The Sign Advisory Council and the HDC’s other advisory committees were shut down in mid-August following a legal opinion from town counsel John Giorgio in which he asserted they had no legal basis, despite the fact they had been operating for decades. Planning and Land Use Services director Andrew Vorce said he consulted with town manager Libby Gibson in making the decision to act on the legal opinion, a move which has been criticized by preservation advocates.
Giorgio’s legal opinion asserted that the HDC had no legal authority to create the advisory committees. The Select Board, however, does have that appointing authority, and the solution its members settled on Wednesday night was to simply reappoint the Sign Advisory Council themselves. The 3-1 vote reinstated all of the existing members of the council to terms that end in June 2023, and the Select Board committed to gathering recommendations from the HDC on the council’s membership during a formal appointment process next year.
“The idea is they (the HDC) would recommend the membership and we would ratify it,” said Select Board vice chair Dawn Hill Holdgate.
The members of the Select Board acknowledged that in reinstating the council’s members immediately, they were bypassing their normal committee appointment process. But they felt a sense of urgency to bring the Sign Advisory Council back given the workload of the Historic District Commission, and how its elected members have come to rely on its work.

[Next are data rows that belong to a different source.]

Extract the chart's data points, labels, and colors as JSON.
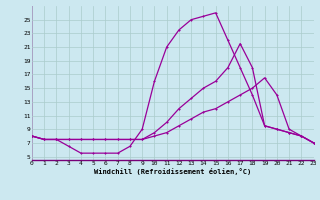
{
  "xlabel": "Windchill (Refroidissement éolien,°C)",
  "bg_color": "#cce8f0",
  "grid_color": "#aacccc",
  "line_color": "#990099",
  "x_ticks": [
    0,
    1,
    2,
    3,
    4,
    5,
    6,
    7,
    8,
    9,
    10,
    11,
    12,
    13,
    14,
    15,
    16,
    17,
    18,
    19,
    20,
    21,
    22,
    23
  ],
  "y_ticks": [
    5,
    7,
    9,
    11,
    13,
    15,
    17,
    19,
    21,
    23,
    25
  ],
  "xlim": [
    0,
    23
  ],
  "ylim": [
    4.5,
    27
  ],
  "line1_x": [
    0,
    1,
    2,
    3,
    4,
    5,
    6,
    7,
    8,
    9,
    10,
    11,
    12,
    13,
    14,
    15,
    16,
    17,
    18,
    19,
    20,
    21,
    22,
    23
  ],
  "line1_y": [
    8.0,
    7.5,
    7.5,
    6.5,
    5.5,
    5.5,
    5.5,
    5.5,
    6.5,
    9.0,
    16.0,
    21.0,
    23.5,
    25.0,
    25.5,
    26.0,
    22.0,
    18.0,
    14.0,
    9.5,
    9.0,
    8.5,
    8.0,
    7.0
  ],
  "line2_x": [
    0,
    1,
    2,
    3,
    4,
    5,
    6,
    7,
    8,
    9,
    10,
    11,
    12,
    13,
    14,
    15,
    16,
    17,
    18,
    19,
    20,
    21,
    22,
    23
  ],
  "line2_y": [
    8.0,
    7.5,
    7.5,
    7.5,
    7.5,
    7.5,
    7.5,
    7.5,
    7.5,
    7.5,
    8.0,
    8.5,
    9.5,
    10.5,
    11.5,
    12.0,
    13.0,
    14.0,
    15.0,
    16.5,
    14.0,
    9.0,
    8.0,
    7.0
  ],
  "line3_x": [
    0,
    1,
    2,
    3,
    4,
    5,
    6,
    7,
    8,
    9,
    10,
    11,
    12,
    13,
    14,
    15,
    16,
    17,
    18,
    19,
    20,
    21,
    22,
    23
  ],
  "line3_y": [
    8.0,
    7.5,
    7.5,
    7.5,
    7.5,
    7.5,
    7.5,
    7.5,
    7.5,
    7.5,
    8.5,
    10.0,
    12.0,
    13.5,
    15.0,
    16.0,
    18.0,
    21.5,
    18.0,
    9.5,
    9.0,
    8.5,
    8.0,
    7.0
  ]
}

In the 3-1 vote, Matt Fee cast the only dissent, even though he was critical of the decision to disband the committees throughout the discussion.

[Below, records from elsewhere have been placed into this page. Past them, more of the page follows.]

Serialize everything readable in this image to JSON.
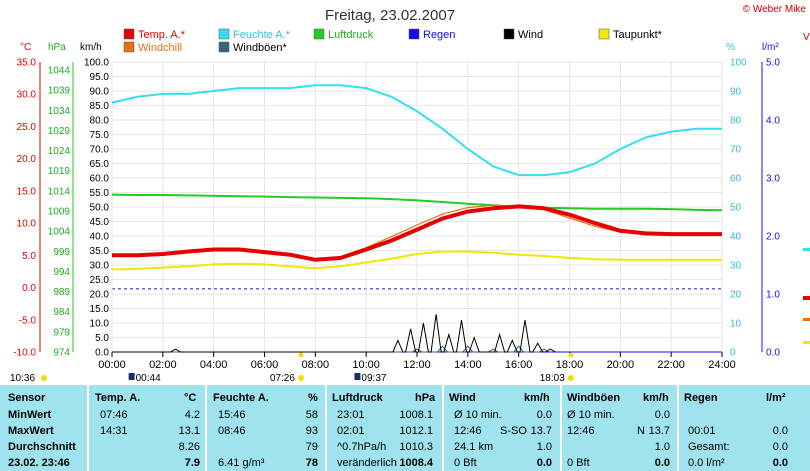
{
  "header": {
    "title": "Freitag, 23.02.2007",
    "copyright": "© Weber Mike"
  },
  "colors": {
    "temp": "#e60000",
    "humidity": "#33e0f0",
    "pressure": "#22cc22",
    "rain": "#1010ee",
    "wind": "#000000",
    "dewpoint": "#f0e800",
    "windchill": "#e87010",
    "gust": "#336677",
    "stats_bg": "#9fe3ef"
  },
  "legend": [
    {
      "key": "temp",
      "label": "Temp. A.*",
      "color": "#e60000"
    },
    {
      "key": "humidity",
      "label": "Feuchte A.*",
      "color": "#33e0f0"
    },
    {
      "key": "pressure",
      "label": "Luftdruck",
      "color": "#22cc22"
    },
    {
      "key": "rain",
      "label": "Regen",
      "color": "#1010ee"
    },
    {
      "key": "wind",
      "label": "Wind",
      "color": "#000000"
    },
    {
      "key": "dewpoint",
      "label": "Taupunkt*",
      "color": "#f0e800"
    },
    {
      "key": "windchill",
      "label": "Windchill",
      "color": "#e87010"
    },
    {
      "key": "gust",
      "label": "Windböen*",
      "color": "#336677"
    }
  ],
  "axes": {
    "temp_unit": "°C",
    "pressure_unit": "hPa",
    "wind_unit": "km/h",
    "humidity_unit": "%",
    "rain_unit": "l/m²",
    "temp_ticks": [
      "35.0",
      "30.0",
      "25.0",
      "20.0",
      "15.0",
      "10.0",
      "5.0",
      "0.0",
      "-5.0",
      "-10.0"
    ],
    "pressure_ticks": [
      "1044",
      "1039",
      "1034",
      "1029",
      "1024",
      "1019",
      "1014",
      "1009",
      "1004",
      "999",
      "994",
      "989",
      "984",
      "979",
      "974"
    ],
    "wind_ticks": [
      "100.0",
      "95.0",
      "90.0",
      "85.0",
      "80.0",
      "75.0",
      "70.0",
      "65.0",
      "60.0",
      "55.0",
      "50.0",
      "45.0",
      "40.0",
      "35.0",
      "30.0",
      "25.0",
      "20.0",
      "15.0",
      "10.0",
      "5.0",
      "0.0"
    ],
    "humidity_ticks": [
      "100",
      "90",
      "80",
      "70",
      "60",
      "50",
      "40",
      "30",
      "20",
      "10",
      "0"
    ],
    "rain_ticks": [
      "5.0",
      "4.0",
      "3.0",
      "2.0",
      "1.0",
      "0.0"
    ],
    "time_ticks": [
      "00:00",
      "02:00",
      "04:00",
      "06:00",
      "08:00",
      "10:00",
      "12:00",
      "14:00",
      "16:00",
      "18:00",
      "20:00",
      "22:00",
      "24:00"
    ]
  },
  "sun": {
    "sunrise_moon": "10:36",
    "moonset": "00:44",
    "sunrise": "07:26",
    "moonrise": "09:37",
    "sunset": "18:03"
  },
  "chart_data": {
    "type": "line",
    "title": "Freitag, 23.02.2007",
    "x_range": [
      "00:00",
      "24:00"
    ],
    "x": [
      "00:00",
      "01:00",
      "02:00",
      "03:00",
      "04:00",
      "05:00",
      "06:00",
      "07:00",
      "08:00",
      "09:00",
      "10:00",
      "11:00",
      "12:00",
      "13:00",
      "14:00",
      "15:00",
      "16:00",
      "17:00",
      "18:00",
      "19:00",
      "20:00",
      "21:00",
      "22:00",
      "23:00",
      "24:00"
    ],
    "ylim_temp": [
      -10,
      35
    ],
    "ylim_pressure": [
      974,
      1044
    ],
    "ylim_wind": [
      0,
      100
    ],
    "ylim_humidity": [
      0,
      100
    ],
    "ylim_rain": [
      0,
      5
    ],
    "series": [
      {
        "name": "Temp. A.*",
        "axis": "temp",
        "values": [
          5.0,
          5.0,
          5.2,
          5.6,
          5.9,
          5.9,
          5.5,
          5.1,
          4.3,
          4.6,
          5.9,
          7.3,
          9.0,
          10.7,
          11.8,
          12.3,
          12.6,
          12.3,
          11.3,
          10.0,
          8.8,
          8.4,
          8.3,
          8.3,
          8.3
        ]
      },
      {
        "name": "Feuchte A.*",
        "axis": "humidity",
        "values": [
          86,
          88,
          89,
          89,
          90,
          91,
          91,
          91,
          92,
          92,
          91,
          88,
          83,
          77,
          70,
          64,
          61,
          61,
          62,
          65,
          70,
          74,
          76,
          77,
          77
        ]
      },
      {
        "name": "Luftdruck",
        "axis": "pressure",
        "values": [
          1012.0,
          1011.9,
          1011.9,
          1011.8,
          1011.7,
          1011.6,
          1011.5,
          1011.4,
          1011.3,
          1011.2,
          1011.1,
          1010.9,
          1010.6,
          1010.2,
          1009.8,
          1009.4,
          1009.0,
          1008.8,
          1008.7,
          1008.6,
          1008.6,
          1008.6,
          1008.5,
          1008.3,
          1008.2
        ]
      },
      {
        "name": "Taupunkt*",
        "axis": "temp",
        "values": [
          2.8,
          2.9,
          3.1,
          3.3,
          3.6,
          3.7,
          3.6,
          3.3,
          3.0,
          3.3,
          3.9,
          4.5,
          5.2,
          5.6,
          5.6,
          5.4,
          5.1,
          4.9,
          4.6,
          4.4,
          4.3,
          4.3,
          4.3,
          4.3,
          4.3
        ]
      },
      {
        "name": "Windchill",
        "axis": "temp",
        "values": [
          5.0,
          5.0,
          5.2,
          5.6,
          5.9,
          5.9,
          5.5,
          5.1,
          4.3,
          4.8,
          6.2,
          7.9,
          9.7,
          11.4,
          12.4,
          12.8,
          12.6,
          12.1,
          10.8,
          9.5,
          8.6,
          8.4,
          8.3,
          8.3,
          8.3
        ]
      },
      {
        "name": "Wind",
        "axis": "wind",
        "x": [
          "02:30",
          "11:15",
          "11:45",
          "12:15",
          "12:45",
          "13:15",
          "13:45",
          "14:15",
          "15:15",
          "15:45",
          "16:15",
          "16:45",
          "17:15"
        ],
        "values": [
          1,
          4,
          8,
          10,
          13,
          6,
          11,
          5,
          6,
          4,
          11,
          3,
          1
        ]
      },
      {
        "name": "Windböen*",
        "axis": "wind",
        "x": [
          "12:00",
          "13:00",
          "14:00",
          "15:00",
          "16:00",
          "17:00"
        ],
        "values": [
          1,
          2,
          2,
          1,
          2,
          1
        ]
      },
      {
        "name": "Regen",
        "axis": "rain",
        "values": [
          0,
          0,
          0,
          0,
          0,
          0,
          0,
          0,
          0,
          0,
          0,
          0,
          0,
          0,
          0,
          0,
          0,
          0,
          0,
          0,
          0,
          0,
          0,
          0,
          0
        ]
      }
    ]
  },
  "stats": {
    "headers": {
      "sensor": "Sensor",
      "temp": "Temp. A.",
      "temp_unit": "°C",
      "hum": "Feuchte A.",
      "hum_unit": "%",
      "press": "Luftdruck",
      "press_unit": "hPa",
      "wind": "Wind",
      "wind_unit": "km/h",
      "gust": "Windböen",
      "gust_unit": "km/h",
      "rain": "Regen",
      "rain_unit": "l/m²"
    },
    "rows": [
      {
        "label": "MinWert",
        "temp_time": "07:46",
        "temp_val": "4.2",
        "hum_time": "15:46",
        "hum_val": "58",
        "press_time": "23:01",
        "press_val": "1008.1",
        "wind_a": "Ø 10 min.",
        "wind_b": "",
        "wind_val": "0.0",
        "gust_a": "Ø 10 min.",
        "gust_b": "",
        "gust_val": "0.0",
        "rain_a": "",
        "rain_val": ""
      },
      {
        "label": "MaxWert",
        "temp_time": "14:31",
        "temp_val": "13.1",
        "hum_time": "08:46",
        "hum_val": "93",
        "press_time": "02:01",
        "press_val": "1012.1",
        "wind_a": "12:46",
        "wind_b": "S-SO",
        "wind_val": "13.7",
        "gust_a": "12:46",
        "gust_b": "N",
        "gust_val": "13.7",
        "rain_a": "00:01",
        "rain_val": "0.0"
      },
      {
        "label": "Durchschnitt",
        "temp_time": "",
        "temp_val": "8.26",
        "hum_time": "",
        "hum_val": "79",
        "press_time": "^0.7hPa/h",
        "press_val": "1010.3",
        "wind_a": "24.1 km",
        "wind_b": "",
        "wind_val": "1.0",
        "gust_a": "",
        "gust_b": "",
        "gust_val": "1.0",
        "rain_a": "Gesamt:",
        "rain_val": "0.0"
      },
      {
        "label": "23.02. 23:46",
        "temp_time": "",
        "temp_val": "7.9",
        "hum_time": "6.41 g/m³",
        "hum_val": "78",
        "press_time": "veränderlich",
        "press_val": "1008.4",
        "wind_a": "0 Bft",
        "wind_b": "",
        "wind_val": "0.0",
        "gust_a": "0 Bft",
        "gust_b": "",
        "gust_val": "0.0",
        "rain_a": "0.0 l/m²",
        "rain_val": "0.0"
      }
    ]
  }
}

“Everyone was blindsided by this,” Fee said. “The first thing is understanding how this happened, and why. This was something that didn’t need to happen, that did. We weren’t asked or consulted. Any one of us couldn't do this unilaterally. The process was not sufficient.”
Both Fee and former Nantucket Historical Commission chair Hillary Hedges Rayport were adamant that the appointing authority for the advisory committees should remain with the elected Historic District Commission, not the Select Board.

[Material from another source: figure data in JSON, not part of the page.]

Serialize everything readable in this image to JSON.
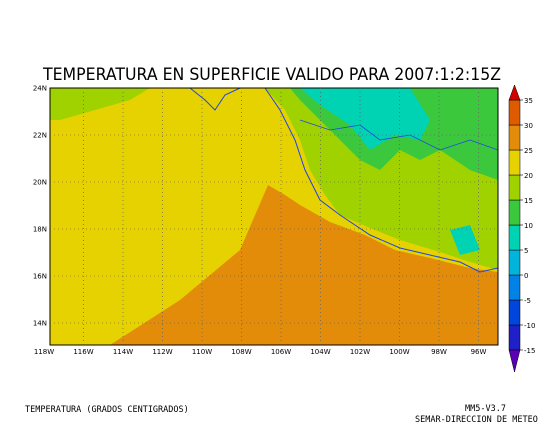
{
  "map": {
    "title": "TEMPERATURA EN SUPERFICIE VALIDO PARA 2007:1:2:15Z",
    "lat_labels": [
      "24N",
      "22N",
      "20N",
      "18N",
      "16N",
      "14N"
    ],
    "lon_labels": [
      "118W",
      "116W",
      "114W",
      "112W",
      "110W",
      "108W",
      "106W",
      "104W",
      "102W",
      "100W",
      "98W",
      "96W"
    ],
    "colorbar": {
      "levels": [
        -15,
        -10,
        -5,
        0,
        5,
        10,
        15,
        20,
        25,
        30,
        35
      ],
      "colors": [
        "#5a00b4",
        "#2020c8",
        "#0046dc",
        "#0082e6",
        "#00b4dc",
        "#00d2b4",
        "#3cc83c",
        "#a0d200",
        "#e6d200",
        "#e38c0a",
        "#e05a00",
        "#d20000"
      ]
    },
    "footer_left": "TEMPERATURA (GRADOS CENTIGRADOS)",
    "footer_right_1": "MM5-V3.7",
    "footer_right_2": "SEMAR-DIRECCION DE METEO"
  }
}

“It’s extremely confusing and irregular to go down a path where the Select Board is appointing advisors to the historic district,” Rayport said. “I’m going to say this is going to sound provocative, I don’t mean it that way but this is a manufactured crisis to create a new precedent for the Select Board appointing advisors to the historic district.”
Rayport also claimed that the decision came directly from Vorce, and that the legal opinion had existed for some time and did not originally contain the suggestion that the advisory committees be disbanded and cease their meetings. Rayport said there should have been no rush to act immediately to disband them. Vorce pushed back on Rayport’s assertions strenuously.
“I consulted with the town manager throughout this process,” Vorce said. “I did not take this action until I received the opinion from town counsel that said they shouldn’t meet until they were legally corrected.”
Vorce added that “there were some unfortunate things happening at that sign committee” and rejected the idea of ignoring the legal advice from town counsel.
“Somebody needed to take responsibility to reconstitute that board in a legal away,” Vorce said. “I’m not someone to get an opinion from town counsel and ignore that and take a side trip around that. I ask you, would you do that?”
All of the recent developments have come in the wake of several recent controversies involving the HDC’s Sign Advisory Council, including its sign dispute with NanTaco and discussion of a potential crackdown on faux flower installations.